I realise, after the way I have written about my friend’s desire to take to Facebook to express her vulnerable and sadness, I appear a little hypocritical. And the truth of the matter is, I probably am. I think I am mildly undergoing some kind of existential crisis. Because right now, I am as conflicted as I have ever been.  It is in my character, my nature to be conflicted.  My personality is extreme. I want to read and write and be quiet and creative or I want to be dressed up in the latest trends, in somewhere glamorous and expensive and I want to party and spend loads of money till the party ends. All human beings are conflicted, right? Surely we all live with that quite murmur within us, with that feeling that at a moments reflection rears its head and says, ‘Surely there is more to life than this.’

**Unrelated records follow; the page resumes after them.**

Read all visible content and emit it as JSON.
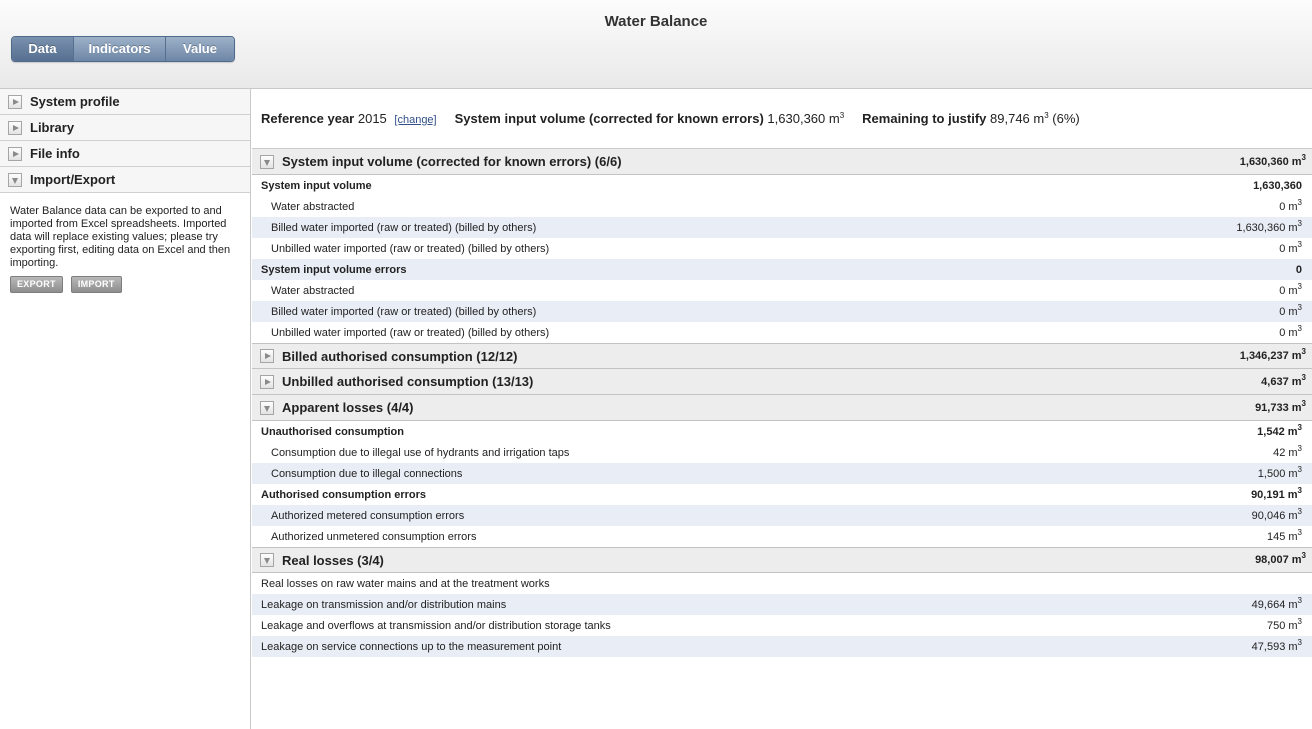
{
  "app": {
    "title": "Water Balance"
  },
  "tabs": [
    {
      "label": "Data",
      "active": true
    },
    {
      "label": "Indicators",
      "active": false
    },
    {
      "label": "Value",
      "active": false
    }
  ],
  "sidebar": {
    "items": [
      {
        "label": "System profile",
        "expanded": false
      },
      {
        "label": "Library",
        "expanded": false
      },
      {
        "label": "File info",
        "expanded": false
      },
      {
        "label": "Import/Export",
        "expanded": true
      }
    ],
    "import_export": {
      "description": "Water Balance data can be exported to and imported from Excel spreadsheets. Imported data will replace existing values; please try exporting first, editing data on Excel and then importing.",
      "export_label": "EXPORT",
      "import_label": "IMPORT"
    }
  },
  "summary": {
    "ref_year_label": "Reference year",
    "ref_year_value": "2015",
    "change_label": "[change]",
    "siv_label": "System input volume (corrected for known errors)",
    "siv_value": "1,630,360 m",
    "remaining_label": "Remaining to justify",
    "remaining_value": "89,746 m",
    "remaining_pct": "(6%)",
    "unit_sup": "3"
  },
  "sections": {
    "s1": {
      "title": "System input volume (corrected for known errors) (6/6)",
      "value": "1,630,360 m",
      "rows": [
        {
          "label": "System input volume",
          "value": "1,630,360",
          "unit": ""
        },
        {
          "label": "Water abstracted",
          "value": "0 m",
          "unit": "3"
        },
        {
          "label": "Billed water imported (raw or treated) (billed by others)",
          "value": "1,630,360 m",
          "unit": "3"
        },
        {
          "label": "Unbilled water imported (raw or treated) (billed by others)",
          "value": "0 m",
          "unit": "3"
        },
        {
          "label": "System input volume errors",
          "value": "0",
          "unit": ""
        },
        {
          "label": "Water abstracted",
          "value": "0 m",
          "unit": "3"
        },
        {
          "label": "Billed water imported (raw or treated) (billed by others)",
          "value": "0 m",
          "unit": "3"
        },
        {
          "label": "Unbilled water imported (raw or treated) (billed by others)",
          "value": "0 m",
          "unit": "3"
        }
      ]
    },
    "s2": {
      "title": "Billed authorised consumption (12/12)",
      "value": "1,346,237 m"
    },
    "s3": {
      "title": "Unbilled authorised consumption (13/13)",
      "value": "4,637 m"
    },
    "s4": {
      "title": "Apparent losses (4/4)",
      "value": "91,733 m",
      "rows": [
        {
          "label": "Unauthorised consumption",
          "value": "1,542 m",
          "unit": "3"
        },
        {
          "label": "Consumption due to illegal use of hydrants and irrigation taps",
          "value": "42 m",
          "unit": "3"
        },
        {
          "label": "Consumption due to illegal connections",
          "value": "1,500 m",
          "unit": "3"
        },
        {
          "label": "Authorised consumption errors",
          "value": "90,191 m",
          "unit": "3"
        },
        {
          "label": "Authorized metered consumption errors",
          "value": "90,046 m",
          "unit": "3"
        },
        {
          "label": "Authorized unmetered consumption errors",
          "value": "145 m",
          "unit": "3"
        }
      ]
    },
    "s5": {
      "title": "Real losses (3/4)",
      "value": "98,007 m",
      "rows": [
        {
          "label": "Real losses on raw water mains and at the treatment works",
          "value": "",
          "unit": ""
        },
        {
          "label": "Leakage on transmission and/or distribution mains",
          "value": "49,664 m",
          "unit": "3"
        },
        {
          "label": "Leakage and overflows at transmission and/or distribution storage tanks",
          "value": "750 m",
          "unit": "3"
        },
        {
          "label": "Leakage on service connections up to the measurement point",
          "value": "47,593 m",
          "unit": "3"
        }
      ]
    }
  }
}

For me, I believe there is, but I just don’t know whether I am brave enough to go out and get it. I suppose I am at a point in my life where suddenly everything feels like it’s up in the air and I am trying to figure out how much control I have over the things in my life I want to change or progress further in and whether I should change these things. Would I be happy in a high powered or well paid job? Or a job that is artistic and I am passionate about? I am trying to buy a house with my partner, but I am not sure whether I should be buying a house when I am hoping I will grow the balls to step out of the rat race and do what I love. I am not sure whether I should be buying a house with someone I am not yet married to, nor even engaged?

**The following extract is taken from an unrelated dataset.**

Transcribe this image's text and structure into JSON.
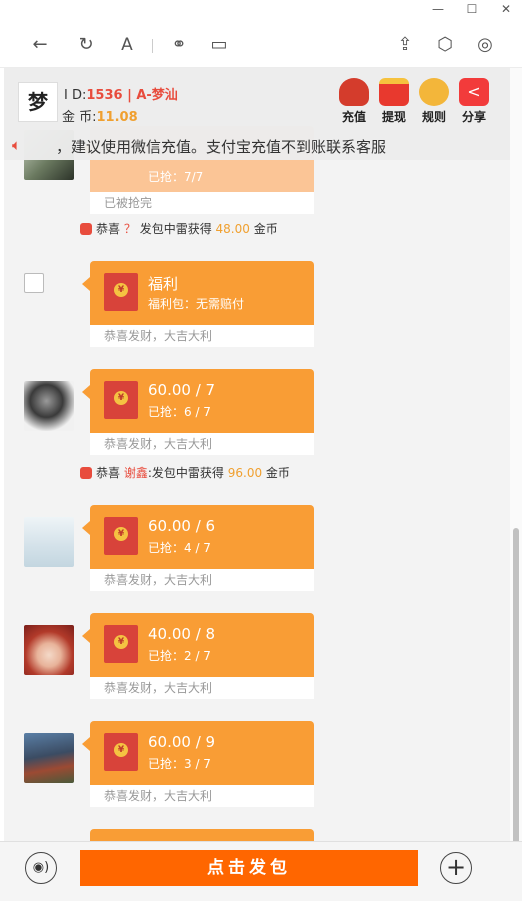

I am trying to figure out, with my thirtieth birthday approaching ever so rapidly, will I ever want children? And should I decide to have children, do I want them before or after I have achieved my ultimate goal – which is to complete my book? If I spent less time writing my blog, could I have completed my book by now? Should I start writing plays again, rework my short stories and start sending out my film scripts?  Should I stop blogging and write?Really write. And at what age do you stop blogging? When you no longer have the time? Why haven’t I found time to write creatively? Should I start going out less? Isn’t this my reward for spending eight hours a day in an office? Should I be working in an office? Should I be embracing social media and content marketing as much as I do? It’s my career, it’s my day job and I enjoy it, but  do I really love it? Is it a talent? Can it be considered creative? Is this the career I am meant to have? Should I be working harder? Am I happy with my work ethic? Am I settling in life? And is this ever OK?

My writing is my passion, my self expression, my form of vulnerability – its success, at this moment, dependent only upon me. My desire to conform, to acquire materials and wealth, is my protection, dependent upon my job and my current career. Do I want to be protected by Hashtags and Acronyms and Likes that have no emotional affiliation nor meaning ? Do I really want to hide behind the likes of selfies and these so called fabulous lives, so much so that it clouds my vision from reality and truth – from My reality and My truth.  When is it time to start being honest about the things you aren’t happy with and when is it the time to do something about them?

So, indeed, conflicted I most certainly am. On the brink of an existential crisis? Possibly. Feeling the pressures of turning thirty? Definitely. Needing to write that book? Yes, yes and yes. Feeling better about writing this blog today? You bet!